From Monday September 12, CNN's Eye On takes you to Poland. Through interviews and in-depth coverage, get an up-close look at the country in an international context on TV and online.
(CNN) -- In 1989, Poland became the first member of the Soviet bloc to establish a non-Communist government.
Since then it has run headlong into the western world with one of the fastest-growing economies in Europe. The CIA World Factbook calls Poland a regional success story.
Historically, however, it has often been a country in turmoil. Poland declared independence in 1918 after the First World War following more than 120 years divided between Russia, Prussia and Austria. Nazi Germany's invasion of Poland in 1939 --- followed by an attack by Soviet forces two weeks later --- sparked the Second World War.
Six million Poles died during this period, including the vast majority of the country's large Jewish population. The capital Warsaw was virtually leveled.
At the end of the war Poland became a communist state and a signatory to the Warsaw Pact. In 1989 talks between the communist authorities and Solidarity opposition movement paved the way for democracy, free elections and a free market economy, according to the British Foreign and Commonwealth Office.
Poland joined NATO in 1999, and in 2004 became part of the European Union, although it did not adopt the Euro. The Zloty remains the Polish currency.
In Poland's first years of EU membership, between 800,000 and 900,000 Poles left every year to work in other -- mainly Western -- EU countries where wages were higher, a 2007 report from Poland's Institute of Public Affairs claimed.
According to research by Poland's Central Statistics Office in 2010 however, this tide of emigres has stemmed and an increasing number of Polish nationals have remained in the country since 2008.
Poland's is also the only economy in the European Union to avoid going into recession since the 2008 financial crisis.
In 2010 the country was hit by tragedy when President Leech Kaczynski and 95 others, including many of the country's top leaders, died in a plane crash in Russia.
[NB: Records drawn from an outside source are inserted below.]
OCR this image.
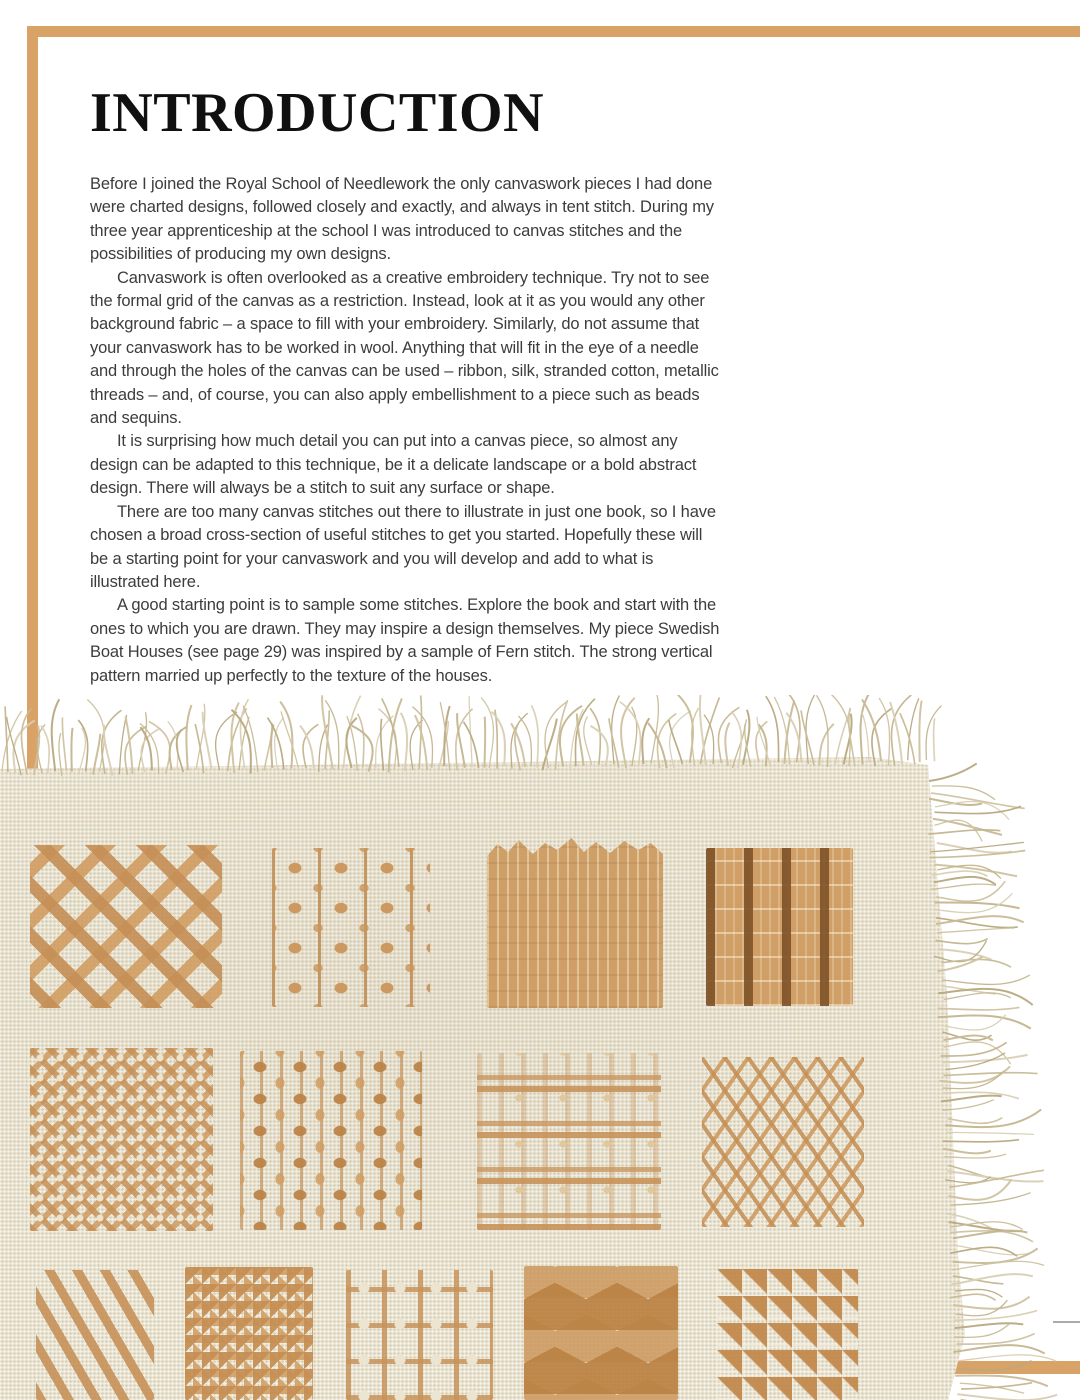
INTRODUCTION

Before I joined the Royal School of Needlework the only canvaswork pieces I had done were charted designs, followed closely and exactly, and always in tent stitch. During my three year apprenticeship at the school I was introduced to canvas stitches and the possibilities of producing my own designs.

Canvaswork is often overlooked as a creative embroidery technique. Try not to see the formal grid of the canvas as a restriction. Instead, look at it as you would any other background fabric – a space to fill with your embroidery. Similarly, do not assume that your canvaswork has to be worked in wool. Anything that will fit in the eye of a needle and through the holes of the canvas can be used – ribbon, silk, stranded cotton, metallic threads – and, of course, you can also apply embellishment to a piece such as beads and sequins.

It is surprising how much detail you can put into a canvas piece, so almost any design can be adapted to this technique, be it a delicate landscape or a bold abstract design. There will always be a stitch to suit any surface or shape.

There are too many canvas stitches out there to illustrate in just one book, so I have chosen a broad cross-section of useful stitches to get you started. Hopefully these will be a starting point for your canvaswork and you will develop and add to what is illustrated here.

A good starting point is to sample some stitches. Explore the book and start with the ones to which you are drawn. They may inspire a design themselves. My piece Swedish Boat Houses (see page 29) was inspired by a sample of Fern stitch. The strong vertical pattern married up perfectly to the texture of the houses.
They were on their way to commemorate the 70th anniversary of the Russian massacre of Polish prisoners of war in the village of Katyn.
In the elections following Kaczynski's death, Bronislaw Komorowski was voted in as the country's president for a five year term.
Poland has a population of around 38.5 million people, more than 90% of whom are Roman Catholic. The capital Warsaw, also the administrative and commercial center, is home to 1.6 million people. Its Old Town was painstakingly reconstructed after the Second World War and is now one of 13 Polish sites on the UNESCO World Heritage List.
Others include Auschwitz Birkenau, the largest and most notorious Nazi concentration and extermination camp; the historic center of Krakow; and the Wieliczka Salt Mine, dating back to the 13th century and now containing artworks, altars and statues carved in salt.
Poland is a mainly flat country bordered by Germany, the Czech Republic, Slovakia, Ukraine, Belarus, Lithuania, the Russian enclave of Kaliningrad, and the Baltic Sea.
Its wildlife includes wolves, lynx, otters and European bison and there are 23 national parks.
Some prominent Poles to have left their mark on the world include Pope John Paul II, Marie Curie (born Maria Sklodowska), the Nobel-Prize-winning scientist who researched radioactivity and its use in cancer treatment, the 16th-century physicist Copernicus, film makers Roman Polanski and Krzysztof Kieslowski, and Casimir Pulaski, a hero of the American revolution.
Poland will co-host the 2012 European Football Championships in conjunction with neighboring Ukraine. Stadia in the cities of Warsaw, Gdansk, Poznan and Wroclaw will host some15 of the tournaments 31 matches. The 53,000 seat Stadion Narodowy in Warsaw will host the opening game and one semi final.